Okla. Bank Says Software Lets It Keep Less Cash on Hand

Bank of Oklahoma is making idle cash more productive.

The bank said it has lowered excess cash inventories at its branches by 24% with software from Carreker-Antinori Inc.

The software is aimed at improving a situation that has become pronounced since 1995, when the Federal Reserve allowed banks to sweep checking account balances into accounts that have no reserve balance requirements.

The Fed's private-letter ruling let banks lower their required reserve account balances. The problem: the surplus cash inventories become noninterest-earning assets-unless the bank is very skilled at inventory management.

"Every dollar above your reserve requirement is dead; it is earning you zero interest," said Eric Ellefson, a managing principal at Carreker- Antinori of Dallas.

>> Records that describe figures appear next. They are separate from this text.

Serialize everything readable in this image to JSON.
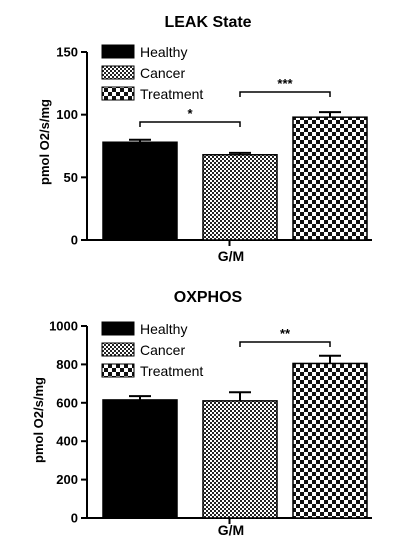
{
  "chart_data": [
    {
      "type": "bar",
      "title": "LEAK State",
      "ylabel": "pmol O2/s/mg",
      "xlabel": "G/M",
      "ylim": [
        0,
        150
      ],
      "yticks": [
        "0",
        "50",
        "100",
        "150"
      ],
      "series": [
        {
          "name": "Healthy",
          "value": 78,
          "error": 2,
          "pattern": "solid"
        },
        {
          "name": "Cancer",
          "value": 68,
          "error": 1.5,
          "pattern": "checker"
        },
        {
          "name": "Treatment",
          "value": 98,
          "error": 4,
          "pattern": "coarse-checker"
        }
      ],
      "significance": [
        {
          "from": "Healthy",
          "to": "Cancer",
          "label": "*"
        },
        {
          "from": "Cancer",
          "to": "Treatment",
          "label": "***"
        }
      ],
      "legend_position": "top-left"
    },
    {
      "type": "bar",
      "title": "OXPHOS",
      "ylabel": "pmol O2/s/mg",
      "xlabel": "G/M",
      "ylim": [
        0,
        1000
      ],
      "yticks": [
        "0",
        "200",
        "400",
        "600",
        "800",
        "1000"
      ],
      "series": [
        {
          "name": "Healthy",
          "value": 615,
          "error": 20,
          "pattern": "solid"
        },
        {
          "name": "Cancer",
          "value": 610,
          "error": 45,
          "pattern": "checker"
        },
        {
          "name": "Treatment",
          "value": 805,
          "error": 40,
          "pattern": "coarse-checker"
        }
      ],
      "significance": [
        {
          "from": "Cancer",
          "to": "Treatment",
          "label": "**"
        }
      ],
      "legend_position": "top-left"
    }
  ]
}
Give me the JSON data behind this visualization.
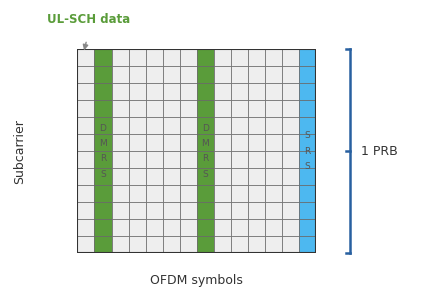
{
  "n_rows": 12,
  "n_cols": 14,
  "dmrs_cols": [
    1,
    7
  ],
  "srs_col": 13,
  "cell_default_color": "#eeeeee",
  "dmrs_color": "#5a9c3a",
  "srs_color": "#4db8f0",
  "dmrs_text": "D\nM\nR\nS",
  "srs_text": "S\nR\nS",
  "title_text": "UL-SCH data",
  "xlabel": "OFDM symbols",
  "ylabel": "Subcarrier",
  "prb_label": "1 PRB",
  "title_color": "#5a9c3a",
  "arrow_color": "#888888",
  "bracket_color": "#2860a0",
  "background_color": "#ffffff",
  "cell_edge_color": "#666666",
  "label_color": "#333333",
  "dmrs_text_color": "#555555",
  "srs_text_color": "#555555",
  "title_fontsize": 8.5,
  "axis_label_fontsize": 9,
  "cell_text_fontsize": 6.5
}
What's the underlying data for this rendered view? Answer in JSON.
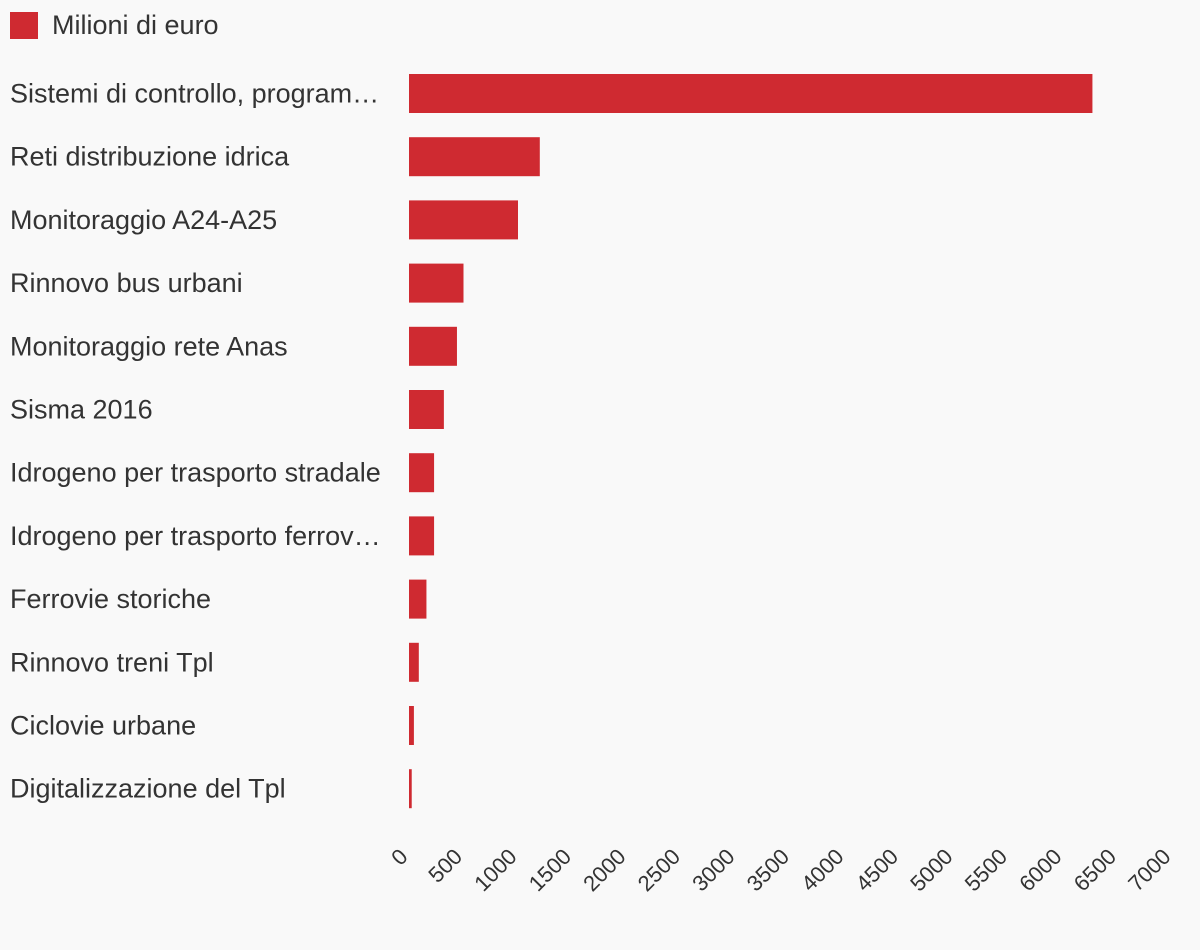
{
  "legend": {
    "label": "Milioni di euro",
    "color": "#cf2a31"
  },
  "chart_data": {
    "type": "bar",
    "orientation": "horizontal",
    "categories": [
      "Sistemi di controllo, program…",
      "Reti distribuzione idrica",
      "Monitoraggio A24-A25",
      "Rinnovo bus urbani",
      "Monitoraggio rete Anas",
      "Sisma 2016",
      "Idrogeno per trasporto stradale",
      "Idrogeno per trasporto ferrov…",
      "Ferrovie storiche",
      "Rinnovo treni Tpl",
      "Ciclovie urbane",
      "Digitalizzazione del Tpl"
    ],
    "series": [
      {
        "name": "Milioni di euro",
        "values": [
          6270,
          1200,
          1000,
          500,
          440,
          320,
          230,
          230,
          160,
          90,
          45,
          25
        ],
        "color": "#cf2a31"
      }
    ],
    "xlim": [
      0,
      7000
    ],
    "xticks": [
      "0",
      "500",
      "1000",
      "1500",
      "2000",
      "2500",
      "3000",
      "3500",
      "4000",
      "4500",
      "5000",
      "5500",
      "6000",
      "6500",
      "7000"
    ],
    "tick_values": [
      0,
      500,
      1000,
      1500,
      2000,
      2500,
      3000,
      3500,
      4000,
      4500,
      5000,
      5500,
      6000,
      6500,
      7000
    ],
    "grid": false,
    "legend_position": "top-left"
  }
}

The consulting and software company has sold its liquidity management system to 12 banks besides BOK Financial Corp. in the last two years, including Fleet Financial Group and Michigan National Corp. The company claims it has reduced cash inventories among those 13 banks by $500 million.

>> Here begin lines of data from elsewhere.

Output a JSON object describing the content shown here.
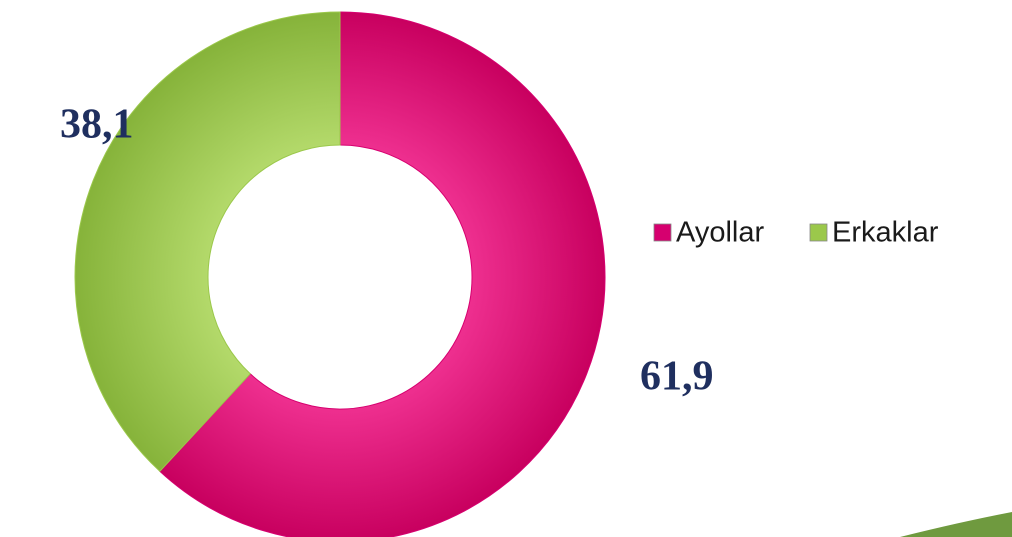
{
  "chart_data": {
    "type": "donut",
    "categories": [
      "Ayollar",
      "Erkaklar"
    ],
    "values": [
      61.9,
      38.1
    ],
    "value_labels": [
      "61,9",
      "38,1"
    ],
    "colors": [
      "#d6006f",
      "#9bc84b"
    ],
    "legend": "right"
  }
}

Bank of Oklahoma, with $5.7 billion of assets and 73 branches in three states, uses Carreker-Antinori's software to determine which reservable checking accounts can be legally reclassified as nonreservable. With lower reserve requirements, the bank then turned its attention to lowering its cash inventory.

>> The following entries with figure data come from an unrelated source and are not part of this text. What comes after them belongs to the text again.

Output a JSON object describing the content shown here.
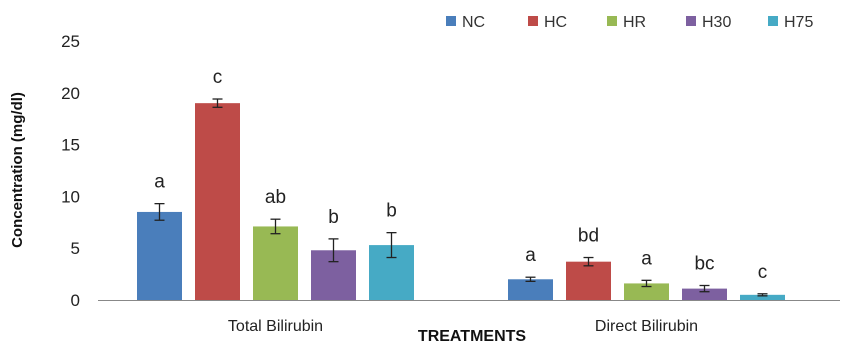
{
  "chart_data": {
    "type": "bar",
    "title": "",
    "xlabel": "TREATMENTS",
    "ylabel": "Concentration (mg/dl)",
    "ylim": [
      0,
      25
    ],
    "yticks": [
      "0",
      "5",
      "10",
      "15",
      "20",
      "25"
    ],
    "grid": false,
    "legend_position": "top-right",
    "categories": [
      "Total Bilirubin",
      "Direct Bilirubin"
    ],
    "series": [
      {
        "name": "NC",
        "color": "#4A7EBB",
        "values": [
          8.5,
          2.0
        ],
        "errors": [
          0.8,
          0.2
        ],
        "labels": [
          "a",
          "a"
        ]
      },
      {
        "name": "HC",
        "color": "#BE4B48",
        "values": [
          19.0,
          3.7
        ],
        "errors": [
          0.4,
          0.4
        ],
        "labels": [
          "c",
          "bd"
        ]
      },
      {
        "name": "HR",
        "color": "#98B954",
        "values": [
          7.1,
          1.6
        ],
        "errors": [
          0.7,
          0.3
        ],
        "labels": [
          "ab",
          "a"
        ]
      },
      {
        "name": "H30",
        "color": "#7D60A0",
        "values": [
          4.8,
          1.1
        ],
        "errors": [
          1.1,
          0.3
        ],
        "labels": [
          "b",
          "bc"
        ]
      },
      {
        "name": "H75",
        "color": "#46AAC5",
        "values": [
          5.3,
          0.5
        ],
        "errors": [
          1.2,
          0.1
        ],
        "labels": [
          "b",
          "c"
        ]
      }
    ]
  }
}
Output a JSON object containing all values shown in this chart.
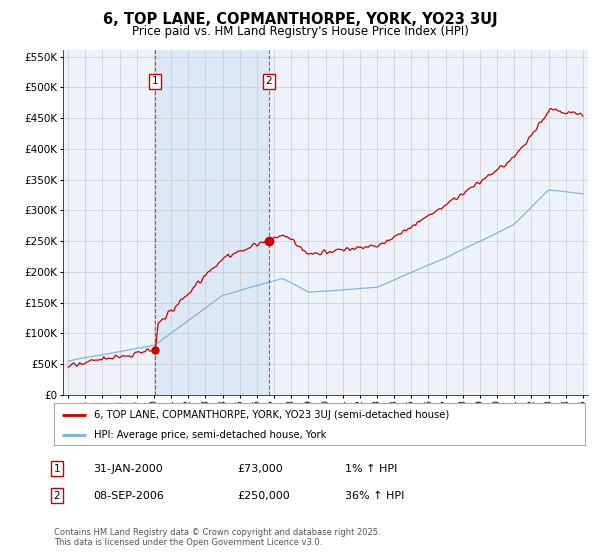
{
  "title": "6, TOP LANE, COPMANTHORPE, YORK, YO23 3UJ",
  "subtitle": "Price paid vs. HM Land Registry's House Price Index (HPI)",
  "legend_line1": "6, TOP LANE, COPMANTHORPE, YORK, YO23 3UJ (semi-detached house)",
  "legend_line2": "HPI: Average price, semi-detached house, York",
  "footnote": "Contains HM Land Registry data © Crown copyright and database right 2025.\nThis data is licensed under the Open Government Licence v3.0.",
  "marker1_date": "31-JAN-2000",
  "marker1_price": "£73,000",
  "marker1_hpi": "1% ↑ HPI",
  "marker1_year": 2000.08,
  "marker1_value": 73000,
  "marker2_date": "08-SEP-2006",
  "marker2_price": "£250,000",
  "marker2_hpi": "36% ↑ HPI",
  "marker2_year": 2006.69,
  "marker2_value": 250000,
  "ylim": [
    0,
    560000
  ],
  "xlim_left": 1994.7,
  "xlim_right": 2025.3,
  "red_color": "#cc0000",
  "blue_color": "#7ab0d4",
  "shade_color": "#dce8f5",
  "bg_color": "#eef2fa",
  "grid_color": "#cccccc",
  "seed": 17
}
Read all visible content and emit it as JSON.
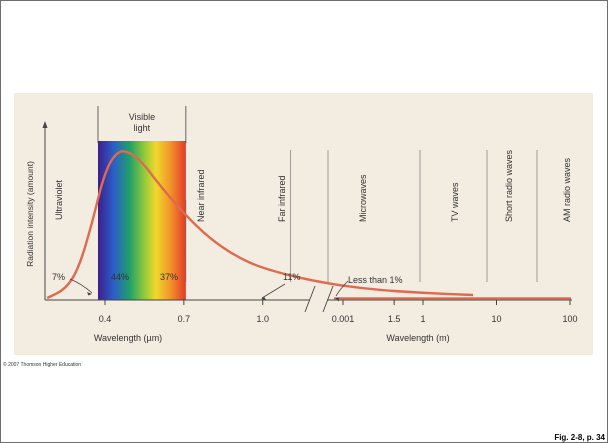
{
  "footer": {
    "copyright": "© 2007 Thomson Higher Education",
    "figure_ref": "Fig. 2-8, p. 34"
  },
  "colors": {
    "panel": "#f3ece0",
    "curve": "#e06a4f",
    "axis": "#444444",
    "text": "#333333"
  },
  "chart_data": {
    "type": "line",
    "title": "",
    "ylabel": "Radiation intensity (amount)",
    "visible_light_label": [
      "Visible",
      "light"
    ],
    "visible_band_um": [
      0.4,
      0.7
    ],
    "axes": [
      {
        "xlabel": "Wavelength (µm)",
        "ticks": [
          0.4,
          0.7,
          1.0,
          1.5
        ],
        "tick_labels": [
          "0.4",
          "0.7",
          "1.0",
          "1.5"
        ]
      },
      {
        "xlabel": "Wavelength (m)",
        "ticks": [
          0.001,
          1,
          10,
          100
        ],
        "tick_labels": [
          "0.001",
          "1",
          "10",
          "100"
        ]
      }
    ],
    "curve": {
      "x_um": [
        0.18,
        0.25,
        0.3,
        0.35,
        0.4,
        0.45,
        0.5,
        0.55,
        0.6,
        0.7,
        0.8,
        0.9,
        1.0,
        1.2,
        1.4,
        1.6,
        1.8
      ],
      "y_relative": [
        0.0,
        0.06,
        0.2,
        0.5,
        0.86,
        1.0,
        0.98,
        0.9,
        0.78,
        0.57,
        0.4,
        0.28,
        0.2,
        0.11,
        0.06,
        0.035,
        0.02
      ]
    },
    "band_labels": [
      "Ultraviolet",
      "Near infrared",
      "Far infrared",
      "Microwaves",
      "TV waves",
      "Short radio waves",
      "AM radio waves"
    ],
    "percent_labels": [
      "7%",
      "44%",
      "37%",
      "11%",
      "Less than 1%"
    ]
  }
}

The Tulsa-based bank got "creative within the regulatory guidelines," to "lower our reserve requirements," said Paul Elvir, executive vice president at Bank of Oklahoma.

The bank uses Carreker's Cash Tracker, a data-mining program that tracks cash demands for individual branches and ATMs on any given day.

It also uses Cash Forecaster, which tracks expected cash demands using artificial intelligence. Combined, the programs let banks automate cash inventory management from a central location, Mr. Ellefson said. He said banks typically allowed individual branches to make those decisions.

"The difficulty is that you do not know who is doing well or poorly because you do not have any information reporting to help you understand those things," Mr. Ellefson said.

Anthony Carfang, a partner at Treasury Strategies Inc., a Chicago consulting firm, said part of Carreker-Antinori's software involves "balance-sheet tricks" that most larger banks use to lower reserve requirements.

Mr. Carfang said pending legislation sponsored by Rep. Jack Metcalf, R- Wash., would instruct the Fed to pay banks interest on reserve account balances and business checking accounts.

The bill, which has been passed by both the Senate and House Banking committees, could entice banks to increase their reserve account funding, lessening the need for a portion of what Carreker-Antinori's software does.

However, if the proposal becomes law, Mr. Carfang said, it would not apply to cash.

"It makes holding cash all the more expensive for a bank," he said. "That should continue to be a good business for Carreker."